Raden Kuning kembali memperhatikan tiga orang yang berada di dekatnya. Dua orang bertampang buruk rupa itu dilihatnya tanpa berkedip. Ia kaget, ternyata kedua orang itu memiliki kemiripan wajah dengannya. Selanjutnya ia mengamati pria bersorban yang kini menjadi guru mereka itu. Wajahnya pun mirip dengan dirinya.

“Mohon maaf jika aku lancang. Siapakah kalian tiga orang yang kini bersamaku. Jika aku tidak salah lihat, kalian adalah aku dan aku adalah kalian.”

Ketiga orang itu semuanya menoleh ke arah Raden Kuning. Selanjutnya mereka tertawa terbahak-bahak. Dua orang yang bertampang buruk rupa bahkan terpingkal-pingkal hingga membuat gaduh suasana.

“Engkau pergilah dulu ke sendang di sana. Cuci mukamu dan bersihkan pikiranmu. Setelah itu berkacalah di sana, baru engkau ke sini lagi!” Pria bersorban memberi perintah.

Meski masih menyisakan tanda tanya di hatinya, Raden Kuning menuruti perintah itu. Sendang kecil itu memiliki air yang sangat jernih. Raden Kuning melihat wajahnya yang terlihat letih. Tetiba dia melihat air di sendang itu menampilkan wajahnya dalam bentuk yang berbeda. Wajahnya dipenuhi kerutan malang melintang. Ya, dia kini mirip sekali dengan dua orang pria bertampang buruk rupa itu.

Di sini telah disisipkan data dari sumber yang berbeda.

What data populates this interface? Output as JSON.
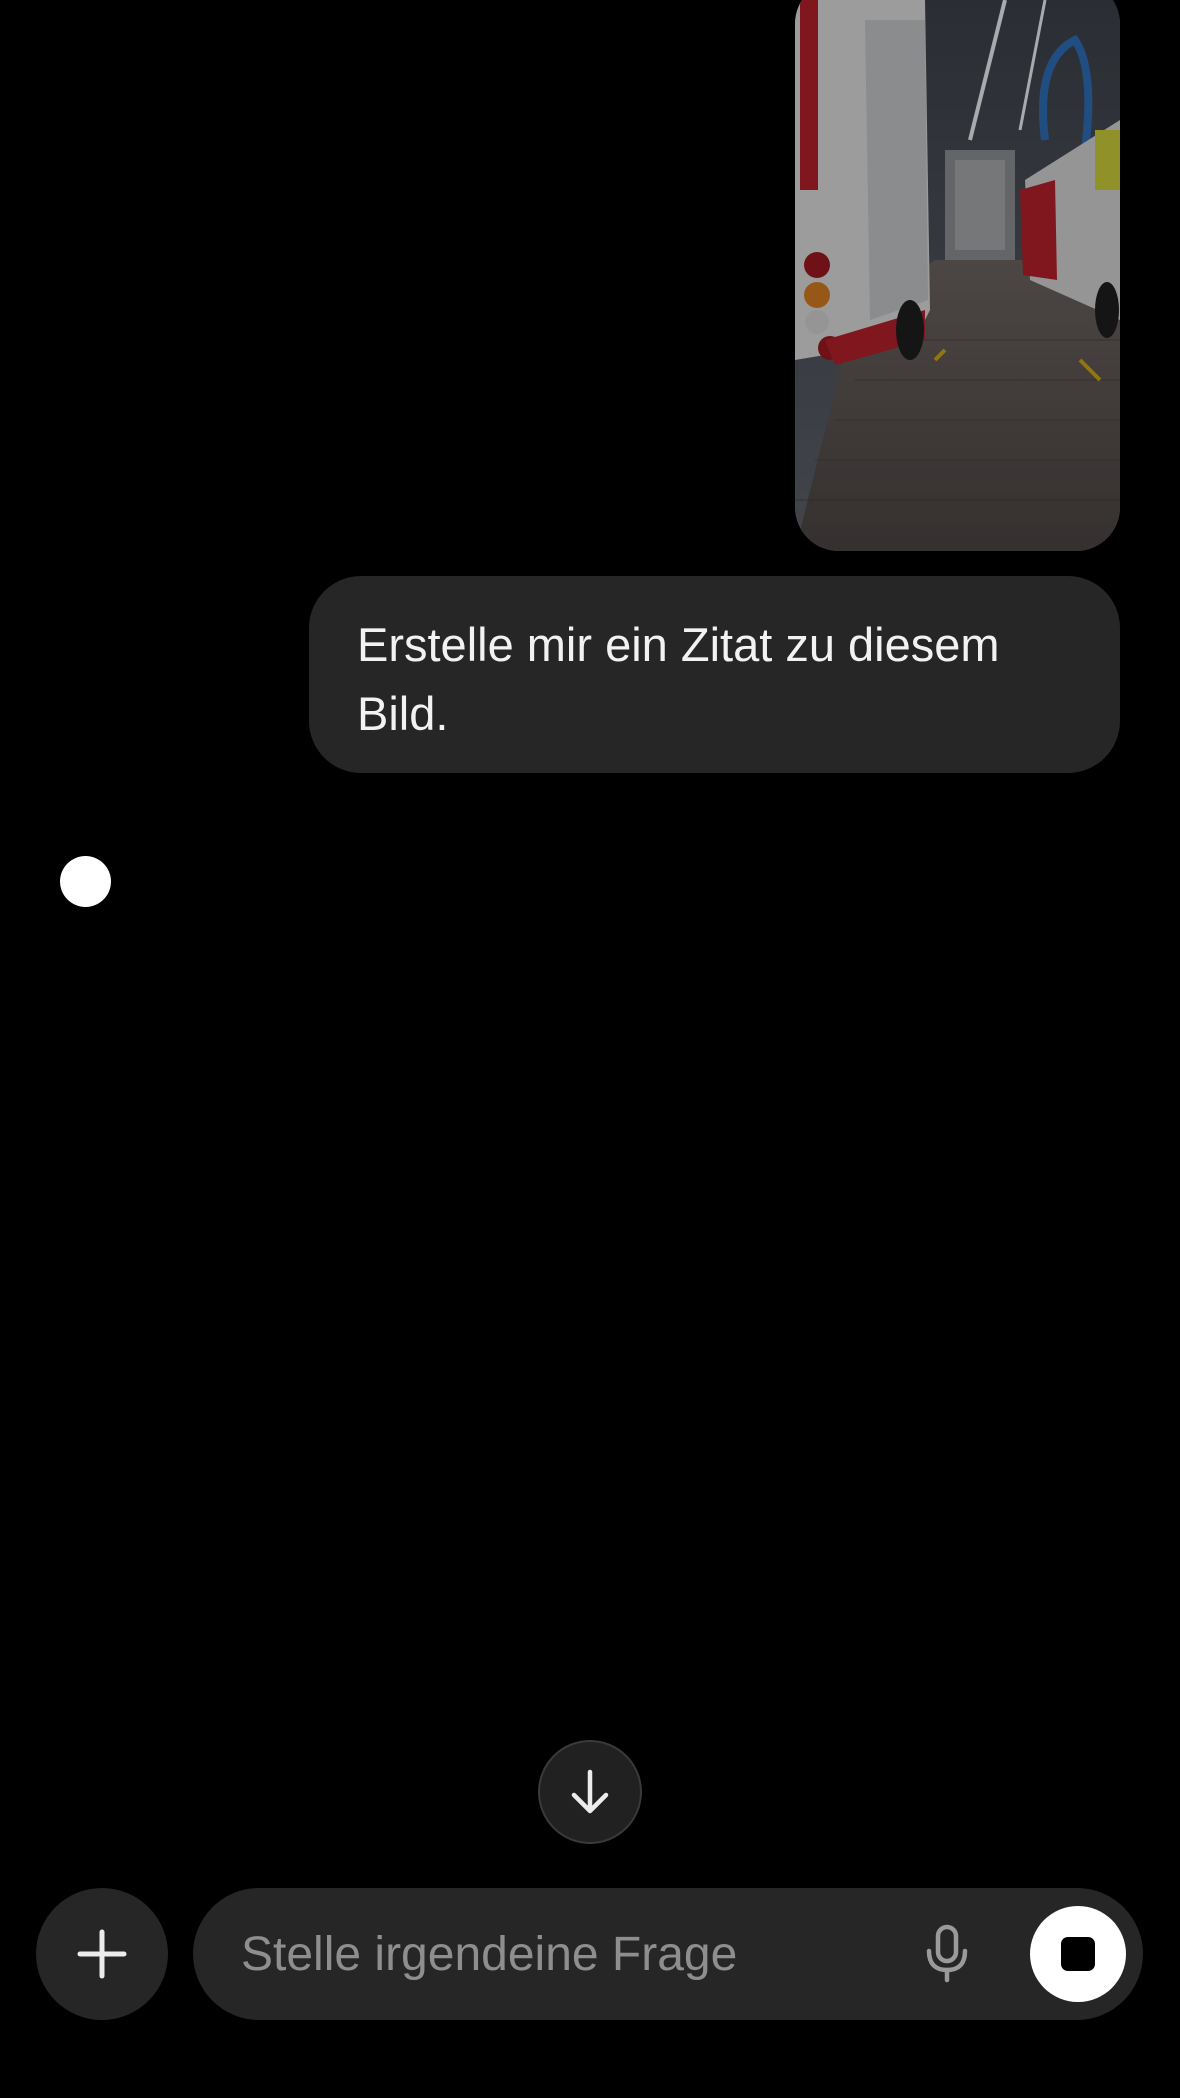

“Pyar!” Dipukulnya air di sendang. Bayangan wajahnya yang buruk rupa seketika lenyap. Raden Kuning menggunakan kedua tangannya untuk menampung air. Selanjutnya air itu dibasuhkan ke wajahnya. Dinginnya air menyegarkan matanya. Beberapa kali ia mengulangi membasuh wajah hingga pikirannya ikut tercerahkan. Meskipun terlihat ragu, Raden Kuning kemudian memberanikan diri melihat ke dalam sendang lagi. Ia melihat wajahnya telah kembali normal seperti sedia kala. Dengan berlari kecil, ia kembali ke padepokan.

“Aku bercermin di air dan melihat wajahku berubah menjadi buruk rupa. Pertanda apakah itu. Tolong berikan penjelasan kepadaku, kisanak.”

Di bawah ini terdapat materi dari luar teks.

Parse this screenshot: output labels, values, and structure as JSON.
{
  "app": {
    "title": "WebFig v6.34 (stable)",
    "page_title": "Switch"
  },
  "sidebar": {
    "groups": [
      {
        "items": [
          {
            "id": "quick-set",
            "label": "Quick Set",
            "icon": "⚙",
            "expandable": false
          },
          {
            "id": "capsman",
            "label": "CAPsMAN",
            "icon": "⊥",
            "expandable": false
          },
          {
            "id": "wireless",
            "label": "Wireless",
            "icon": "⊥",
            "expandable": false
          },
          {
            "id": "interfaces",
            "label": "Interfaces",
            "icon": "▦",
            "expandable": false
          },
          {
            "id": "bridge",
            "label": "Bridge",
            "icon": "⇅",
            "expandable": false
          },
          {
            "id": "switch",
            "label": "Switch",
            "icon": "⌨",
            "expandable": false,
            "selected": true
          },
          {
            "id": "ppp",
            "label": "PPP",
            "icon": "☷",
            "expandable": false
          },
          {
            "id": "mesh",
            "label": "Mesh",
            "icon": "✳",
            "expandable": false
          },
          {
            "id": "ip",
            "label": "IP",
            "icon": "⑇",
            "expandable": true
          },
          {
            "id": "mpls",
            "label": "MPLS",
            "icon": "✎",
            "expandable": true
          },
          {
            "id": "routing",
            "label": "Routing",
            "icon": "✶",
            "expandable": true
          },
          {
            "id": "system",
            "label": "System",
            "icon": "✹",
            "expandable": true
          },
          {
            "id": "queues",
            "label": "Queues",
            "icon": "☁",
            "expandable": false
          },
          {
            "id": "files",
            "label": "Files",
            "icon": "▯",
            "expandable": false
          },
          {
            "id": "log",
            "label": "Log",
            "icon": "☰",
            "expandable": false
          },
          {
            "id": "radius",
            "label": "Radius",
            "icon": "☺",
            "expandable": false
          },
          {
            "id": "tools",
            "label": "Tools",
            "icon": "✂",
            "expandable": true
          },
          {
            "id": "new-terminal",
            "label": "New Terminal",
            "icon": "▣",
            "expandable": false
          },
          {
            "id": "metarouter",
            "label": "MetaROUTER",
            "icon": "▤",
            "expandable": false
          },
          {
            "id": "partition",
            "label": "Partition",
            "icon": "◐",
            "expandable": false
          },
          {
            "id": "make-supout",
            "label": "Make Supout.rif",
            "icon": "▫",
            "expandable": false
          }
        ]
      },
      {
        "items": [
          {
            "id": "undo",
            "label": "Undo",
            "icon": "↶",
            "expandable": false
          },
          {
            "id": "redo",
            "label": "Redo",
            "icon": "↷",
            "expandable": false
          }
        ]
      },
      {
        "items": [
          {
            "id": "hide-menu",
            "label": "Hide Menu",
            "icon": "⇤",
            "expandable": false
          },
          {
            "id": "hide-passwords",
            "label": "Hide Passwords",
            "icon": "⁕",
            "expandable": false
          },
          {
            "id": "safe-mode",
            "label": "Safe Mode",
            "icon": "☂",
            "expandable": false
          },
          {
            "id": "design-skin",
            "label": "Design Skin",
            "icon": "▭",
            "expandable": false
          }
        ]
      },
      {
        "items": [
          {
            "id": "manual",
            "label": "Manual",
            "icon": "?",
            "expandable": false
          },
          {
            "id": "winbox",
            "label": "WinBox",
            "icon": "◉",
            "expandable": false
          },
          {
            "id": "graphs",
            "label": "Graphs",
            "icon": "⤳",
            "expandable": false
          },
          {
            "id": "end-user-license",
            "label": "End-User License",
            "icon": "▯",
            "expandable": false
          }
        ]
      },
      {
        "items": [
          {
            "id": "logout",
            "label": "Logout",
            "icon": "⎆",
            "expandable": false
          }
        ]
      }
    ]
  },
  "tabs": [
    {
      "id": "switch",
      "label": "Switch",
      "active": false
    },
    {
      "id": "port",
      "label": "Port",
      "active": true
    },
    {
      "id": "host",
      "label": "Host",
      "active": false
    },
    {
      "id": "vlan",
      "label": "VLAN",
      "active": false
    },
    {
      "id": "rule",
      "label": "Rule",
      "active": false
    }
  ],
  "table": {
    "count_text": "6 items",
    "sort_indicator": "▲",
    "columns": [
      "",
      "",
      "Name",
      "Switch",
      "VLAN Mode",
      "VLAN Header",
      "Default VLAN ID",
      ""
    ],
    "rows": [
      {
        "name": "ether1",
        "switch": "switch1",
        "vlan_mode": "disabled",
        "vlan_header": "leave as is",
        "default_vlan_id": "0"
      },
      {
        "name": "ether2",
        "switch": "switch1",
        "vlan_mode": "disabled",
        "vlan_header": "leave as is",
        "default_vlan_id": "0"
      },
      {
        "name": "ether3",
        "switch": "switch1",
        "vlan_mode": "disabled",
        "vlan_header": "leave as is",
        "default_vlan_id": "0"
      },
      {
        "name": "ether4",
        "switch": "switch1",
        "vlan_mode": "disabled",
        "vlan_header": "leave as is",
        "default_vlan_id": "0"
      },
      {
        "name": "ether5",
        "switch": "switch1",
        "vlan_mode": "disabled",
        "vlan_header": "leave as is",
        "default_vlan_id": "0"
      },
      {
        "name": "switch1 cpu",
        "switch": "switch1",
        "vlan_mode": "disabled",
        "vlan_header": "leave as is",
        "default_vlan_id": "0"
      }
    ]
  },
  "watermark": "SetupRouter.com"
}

“Dalam setiap diri manusia selalu terdapat sifat baik dan sifat buruk. Keduanya terus bergulat untuk mempengaruhi satu sama lainnya. Jika saat ini engkau berbuat baik, maka itu berarti saat ini juga sifat baikmu yang lebih dominan. Begitu pula terjadi sebaliknya,” jelas pria bersorban.

“Jadi menurutmu prilaku baik dan buruk itu adalah keadaan yang tidak menentu?” tanya Raden Kuning.

“Prilaku baik atau buruk itu adalah keadaan. Ia akan sangat tergantung kepada keadaan diri kita. Oleh karena itu, agar keadaan yang terjadi sesuai dengan apa yang kita mau, maka kita harus mengenali diri kita sendiri.”

“Aih, sungguh berat aku mencerna pelajaranmu itu. Dengan kata lain menurut pendapatmu jika kita belum kenal dengan diri kita sendiri, maka kita yang akan terpengaruh oleh keadaan. Prilaku kita pun akan acak saat ini bisa baik, nanti bisa pula berprilaku buruk. Begitukah?”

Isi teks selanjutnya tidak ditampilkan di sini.